Küçücük bir balkonum var. Biraz sıkışarak oturursak beş kişiyi alıyor ama iki kişilik bir oturma pozisyonu için daha uygun gibi duruyor. Küçük yani. Ama ufku geniş. Boğazı görüyor doğrudan. Gündüz gün doğumuna gece Çırağan Sarayı'na, patlatılan havai fişeklerin ışıltısına nazır bir ev benimkisi. Hayatımın eve benzeyen ilk evi. Deniz görüyor, yattığın yerden gökyüzü görünüyor. Fakirhane modundan çıktı yani ev mevzusu.

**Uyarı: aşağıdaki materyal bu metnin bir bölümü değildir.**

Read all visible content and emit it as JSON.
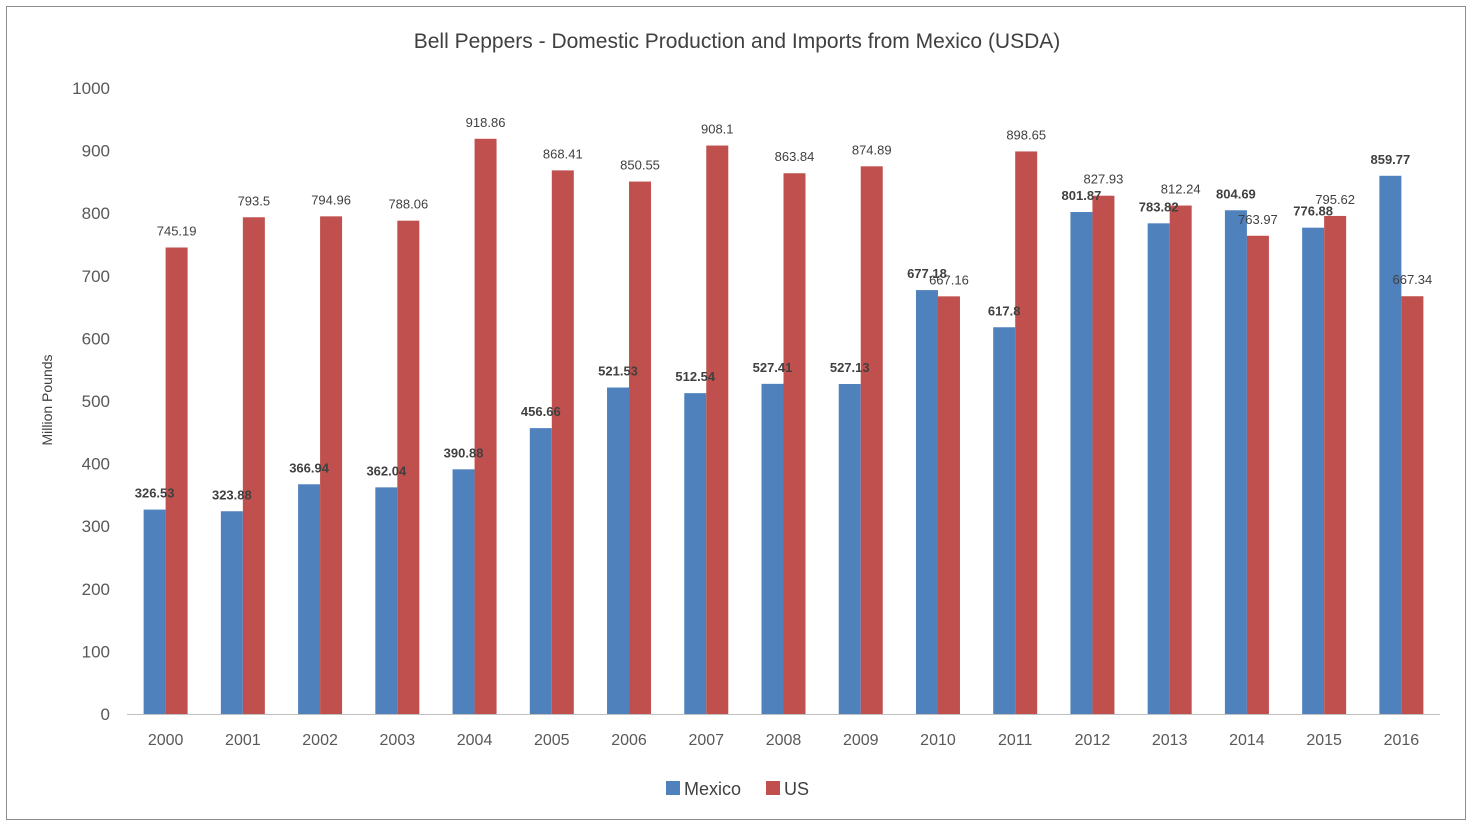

E manzara bozuldu ama bugünlerde. Elin Amerikalısı suyun yüzünden geçiriyor bize ait ne varsa yeniden elimizden aldığını göstermek için. Başka bir memleketle ilgili bozuk mevzularını düzeltmek için hep bizim üzerimizden geçiyor tankları, topları, uçakları ve gemileriyle. İlkgençliğimin öngünlerinde bir şiir vardı; aklıma kazıdıydım bağımsızlık düşüncesini o dizelerde;
şeylerini herbirşeylerini getirip bıraktılar / bir daha dönüp gitmediler gemilerine / bir daha dönüp gitmediler gemilerine / ve o kadar çok getirmişler ki / bağımsızlığa yer kalmadı ülkemde!" Abartıyor muyum! Adamlar sadece insani yardım için yüzdürüyorlar gemilerini değil mi? Geçenlerde söylendi yine kulağımın dibinde şu sav söz; giden yol iyiniyet taşlarıyla döşeliymiş!" Çok büyük geldiydi muhabbete ama doğru bir söz. Bir derde merhem olsun diye söylenmiş ya Gol olmazsa bile hareket güzel. Böyle söylediğinde acayip büyük şeyler söyleyen insanların edasında oluyorsun; çodok önemli bir şey oluyorsun o zaman. Ama nerede söylendiği önemli tabii ki.
BOĞAZ'DAN GEÇİYOR... Neyse işte yine öyle bir hissiyat içinde izliyorum gemileri!!! Boğaz'dan geçişini. Sevgilimin tekleyen kalbini düşünüyorum o gemiler Boğaz'dan geçerken. O gemiler Boğaz'dan geçerken sessizce içimin kuşları havalanıyor aykırı kentin koyaklarından. Geçenlerde o gemilerin bundan 40 yıl önce geçişlerine hayıflanan gençlerin kıyıda yaptıkları geliyor aklıma. O geçişte ne vardı da bu geçişte olmayan "ne?" diye soruyorum gecenin yüzüne karşı! Gecenin yüzü içinden bağımsızlık geçen tümceleri eskitiyor ben yazdıkça. Eskil bir yalnızlık gibi üşütüyor insanı bağımsızlık düşüncesi.
Üşüten yalnızlığında yazıyorum gecenin; Boğaz'dan gemileri geçiyor içyoksulluğumuzun. Boğazımıza bir düğüm gibi geçiyor ABD'nin gemileri.
Onlar geçerken Boğaz'dan gizlice içimin kuşları havalanıyor sesizce. Sessizce kendime dönüyorum; sevgilimin tekleyen kalbini düşünüyorum gecenin üşüten yalnızlığında.